Measure the width of the room at both ends, perpendicular to the way you'll be laying the floorboards. If one end is more than about half an inch wider than the other, you'll need to decide how to compromise.
Measure the width of the room at both ends, parallel to the floorboards. If those measurements are the same, you can solve the problem by laying the floorboards parallel to the matching walls, since the unevenness won't be as noticeable if it occurs along the ends of the floorboards. However, that's not always possible, depending on the subfloor or the joists. It may also look odd to lay floorboards across a narrow hall rather than down it.
Take an exact measurement across each end of the room, if you need to lay floorboards parallel to the uneven walls. Divide in half the amount that the two walls are out of square. If the room measured 15 feet at one end and 15 feet 2 inches at the other, half the difference in that example would be one inch. Call that number X.
Measure out the width of one floorboard plus one foot, on the short side of the wall where you want to start laying floorboards. Mark that spot. On the long side, measure out the width of one floorboard plus one foot plus X and mark that also. Snap a chalk line between the two marks.
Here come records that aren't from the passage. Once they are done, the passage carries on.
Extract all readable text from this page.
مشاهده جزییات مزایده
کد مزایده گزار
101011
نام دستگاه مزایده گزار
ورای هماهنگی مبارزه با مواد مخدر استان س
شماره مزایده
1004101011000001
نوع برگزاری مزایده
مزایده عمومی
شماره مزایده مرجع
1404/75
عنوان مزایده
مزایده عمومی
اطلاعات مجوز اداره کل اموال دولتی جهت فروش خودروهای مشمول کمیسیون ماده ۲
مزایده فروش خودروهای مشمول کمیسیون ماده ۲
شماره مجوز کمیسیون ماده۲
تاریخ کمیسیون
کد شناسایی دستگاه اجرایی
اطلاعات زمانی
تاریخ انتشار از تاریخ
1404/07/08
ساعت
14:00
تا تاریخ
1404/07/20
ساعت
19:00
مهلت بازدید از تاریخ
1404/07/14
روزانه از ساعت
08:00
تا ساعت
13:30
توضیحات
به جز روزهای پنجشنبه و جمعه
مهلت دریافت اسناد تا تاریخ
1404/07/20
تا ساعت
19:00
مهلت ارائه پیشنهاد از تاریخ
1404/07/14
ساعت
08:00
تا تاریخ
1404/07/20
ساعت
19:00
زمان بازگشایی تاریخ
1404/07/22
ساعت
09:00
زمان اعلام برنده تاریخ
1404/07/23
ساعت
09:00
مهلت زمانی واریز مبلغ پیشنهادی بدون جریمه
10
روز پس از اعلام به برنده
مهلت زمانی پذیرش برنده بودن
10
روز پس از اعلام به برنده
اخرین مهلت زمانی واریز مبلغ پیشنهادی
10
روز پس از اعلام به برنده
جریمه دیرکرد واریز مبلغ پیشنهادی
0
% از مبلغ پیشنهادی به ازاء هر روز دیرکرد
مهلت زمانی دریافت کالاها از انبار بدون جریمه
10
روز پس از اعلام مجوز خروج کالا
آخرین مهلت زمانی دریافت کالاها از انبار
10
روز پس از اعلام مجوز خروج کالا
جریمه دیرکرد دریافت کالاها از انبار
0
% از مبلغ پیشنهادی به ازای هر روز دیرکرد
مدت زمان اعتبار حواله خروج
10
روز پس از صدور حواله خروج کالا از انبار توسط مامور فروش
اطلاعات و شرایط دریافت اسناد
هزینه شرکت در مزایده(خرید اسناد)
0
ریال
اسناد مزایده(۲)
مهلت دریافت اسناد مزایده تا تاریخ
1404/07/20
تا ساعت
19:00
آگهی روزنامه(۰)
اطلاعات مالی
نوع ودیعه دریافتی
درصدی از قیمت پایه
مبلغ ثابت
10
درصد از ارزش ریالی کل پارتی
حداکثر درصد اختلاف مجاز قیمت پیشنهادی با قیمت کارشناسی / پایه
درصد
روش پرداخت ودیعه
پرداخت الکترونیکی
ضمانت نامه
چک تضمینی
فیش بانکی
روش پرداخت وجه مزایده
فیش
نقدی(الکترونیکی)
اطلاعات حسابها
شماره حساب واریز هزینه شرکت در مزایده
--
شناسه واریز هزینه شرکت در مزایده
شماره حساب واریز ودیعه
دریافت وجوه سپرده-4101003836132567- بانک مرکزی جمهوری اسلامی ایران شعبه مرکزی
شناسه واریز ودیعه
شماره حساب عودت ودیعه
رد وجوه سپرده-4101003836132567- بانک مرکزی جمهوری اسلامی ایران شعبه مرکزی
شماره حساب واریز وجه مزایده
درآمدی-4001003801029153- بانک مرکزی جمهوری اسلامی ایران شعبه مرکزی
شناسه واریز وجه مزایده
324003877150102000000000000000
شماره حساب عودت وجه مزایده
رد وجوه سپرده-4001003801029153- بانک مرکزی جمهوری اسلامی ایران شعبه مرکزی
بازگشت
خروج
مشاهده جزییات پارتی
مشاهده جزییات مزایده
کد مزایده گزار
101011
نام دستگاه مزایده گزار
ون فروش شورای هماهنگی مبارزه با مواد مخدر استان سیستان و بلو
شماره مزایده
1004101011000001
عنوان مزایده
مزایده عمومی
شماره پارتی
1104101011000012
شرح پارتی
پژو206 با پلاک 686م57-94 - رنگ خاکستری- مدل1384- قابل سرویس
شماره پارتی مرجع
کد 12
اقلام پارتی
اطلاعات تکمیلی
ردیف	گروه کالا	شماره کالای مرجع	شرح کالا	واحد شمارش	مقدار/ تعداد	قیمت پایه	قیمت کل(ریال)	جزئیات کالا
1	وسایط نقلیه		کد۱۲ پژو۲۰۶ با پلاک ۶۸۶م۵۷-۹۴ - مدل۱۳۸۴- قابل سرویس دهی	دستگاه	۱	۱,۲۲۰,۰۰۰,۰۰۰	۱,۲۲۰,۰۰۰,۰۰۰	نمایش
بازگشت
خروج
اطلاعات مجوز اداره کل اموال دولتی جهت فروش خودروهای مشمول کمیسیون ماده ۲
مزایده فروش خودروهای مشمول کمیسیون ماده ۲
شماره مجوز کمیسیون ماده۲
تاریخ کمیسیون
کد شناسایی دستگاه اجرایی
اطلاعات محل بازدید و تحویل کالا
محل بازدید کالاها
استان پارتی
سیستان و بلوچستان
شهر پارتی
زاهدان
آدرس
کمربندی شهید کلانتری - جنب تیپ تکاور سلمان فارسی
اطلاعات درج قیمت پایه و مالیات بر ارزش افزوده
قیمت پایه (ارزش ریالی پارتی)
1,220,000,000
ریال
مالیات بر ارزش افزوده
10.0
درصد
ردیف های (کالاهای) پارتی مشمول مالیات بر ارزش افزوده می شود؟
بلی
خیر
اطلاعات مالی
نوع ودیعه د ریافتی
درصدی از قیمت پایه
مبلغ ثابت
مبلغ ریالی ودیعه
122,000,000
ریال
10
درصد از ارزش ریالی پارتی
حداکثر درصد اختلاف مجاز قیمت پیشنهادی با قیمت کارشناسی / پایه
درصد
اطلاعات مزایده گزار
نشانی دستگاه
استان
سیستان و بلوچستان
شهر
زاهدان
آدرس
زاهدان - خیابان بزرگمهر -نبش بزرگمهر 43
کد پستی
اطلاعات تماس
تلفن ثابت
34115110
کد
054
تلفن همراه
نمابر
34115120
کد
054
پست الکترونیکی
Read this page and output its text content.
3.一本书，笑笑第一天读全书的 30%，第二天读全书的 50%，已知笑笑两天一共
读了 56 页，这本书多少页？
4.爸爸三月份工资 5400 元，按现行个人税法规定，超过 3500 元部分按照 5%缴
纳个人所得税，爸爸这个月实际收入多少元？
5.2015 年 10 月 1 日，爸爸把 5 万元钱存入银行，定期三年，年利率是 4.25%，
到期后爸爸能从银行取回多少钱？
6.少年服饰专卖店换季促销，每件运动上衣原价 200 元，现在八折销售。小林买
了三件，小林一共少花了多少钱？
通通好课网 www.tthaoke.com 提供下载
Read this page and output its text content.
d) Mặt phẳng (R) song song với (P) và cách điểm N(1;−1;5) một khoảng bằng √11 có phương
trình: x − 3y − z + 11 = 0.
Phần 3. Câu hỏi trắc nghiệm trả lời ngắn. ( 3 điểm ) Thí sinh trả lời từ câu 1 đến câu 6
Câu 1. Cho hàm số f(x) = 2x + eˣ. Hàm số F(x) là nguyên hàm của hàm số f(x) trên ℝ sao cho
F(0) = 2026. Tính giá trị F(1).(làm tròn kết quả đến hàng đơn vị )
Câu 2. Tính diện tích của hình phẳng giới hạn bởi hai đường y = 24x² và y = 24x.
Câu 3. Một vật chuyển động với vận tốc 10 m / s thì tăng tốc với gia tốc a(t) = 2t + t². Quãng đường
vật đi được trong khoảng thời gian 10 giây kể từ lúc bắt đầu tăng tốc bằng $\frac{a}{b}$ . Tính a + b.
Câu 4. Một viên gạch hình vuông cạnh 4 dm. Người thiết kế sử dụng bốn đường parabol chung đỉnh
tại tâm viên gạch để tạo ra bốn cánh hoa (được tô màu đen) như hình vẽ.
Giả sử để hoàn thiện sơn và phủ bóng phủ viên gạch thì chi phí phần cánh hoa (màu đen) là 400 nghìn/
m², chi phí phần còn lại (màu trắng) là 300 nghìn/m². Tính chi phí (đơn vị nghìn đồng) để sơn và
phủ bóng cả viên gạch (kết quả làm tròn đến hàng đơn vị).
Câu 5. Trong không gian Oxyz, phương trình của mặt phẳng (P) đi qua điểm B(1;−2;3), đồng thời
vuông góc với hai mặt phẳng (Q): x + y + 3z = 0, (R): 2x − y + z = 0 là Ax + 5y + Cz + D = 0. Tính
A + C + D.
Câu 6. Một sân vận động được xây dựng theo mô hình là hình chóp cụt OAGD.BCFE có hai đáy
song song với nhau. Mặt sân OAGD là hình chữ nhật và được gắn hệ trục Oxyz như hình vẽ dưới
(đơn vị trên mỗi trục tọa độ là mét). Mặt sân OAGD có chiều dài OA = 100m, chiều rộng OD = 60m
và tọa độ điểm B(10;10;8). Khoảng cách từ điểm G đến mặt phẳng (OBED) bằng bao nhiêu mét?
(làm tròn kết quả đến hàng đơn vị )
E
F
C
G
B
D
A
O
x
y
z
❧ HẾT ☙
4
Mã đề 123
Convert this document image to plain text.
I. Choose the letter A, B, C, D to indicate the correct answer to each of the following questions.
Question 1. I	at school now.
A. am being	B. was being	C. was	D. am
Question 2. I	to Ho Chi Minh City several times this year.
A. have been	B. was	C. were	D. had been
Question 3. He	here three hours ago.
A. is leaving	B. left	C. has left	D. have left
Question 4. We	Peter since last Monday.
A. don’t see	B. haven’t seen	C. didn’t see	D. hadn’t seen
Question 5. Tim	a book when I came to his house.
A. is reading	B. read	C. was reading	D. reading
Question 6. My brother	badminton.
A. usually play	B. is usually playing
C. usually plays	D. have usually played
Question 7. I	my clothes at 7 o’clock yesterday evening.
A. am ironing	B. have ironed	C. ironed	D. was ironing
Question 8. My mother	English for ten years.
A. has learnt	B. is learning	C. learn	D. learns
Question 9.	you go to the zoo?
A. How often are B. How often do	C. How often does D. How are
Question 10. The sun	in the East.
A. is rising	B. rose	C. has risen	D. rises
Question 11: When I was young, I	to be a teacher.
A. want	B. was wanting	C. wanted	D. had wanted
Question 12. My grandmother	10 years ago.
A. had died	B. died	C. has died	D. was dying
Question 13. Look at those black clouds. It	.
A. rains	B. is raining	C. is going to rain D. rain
Lay the first floorboard so it's parallel to the chalk line rather than the wall and rip saw it to compensate for the angle of the wall if necessary. Nail it in place. Continue laying and nailing floorboards across the room until you reach the opposite wall, where you should have an equal gap at one end. Rip saw a board to fit on that wall also.
You can also snap a chalk line down the centre of the room halfway between each wall and begin laying the floor in the middle. Lay the first two boards in the centre of the room with their grooves facing each other and connect them with a slip tongue in the middle, then work outward toward each wall, compensating for the unevenness with the last board on each side.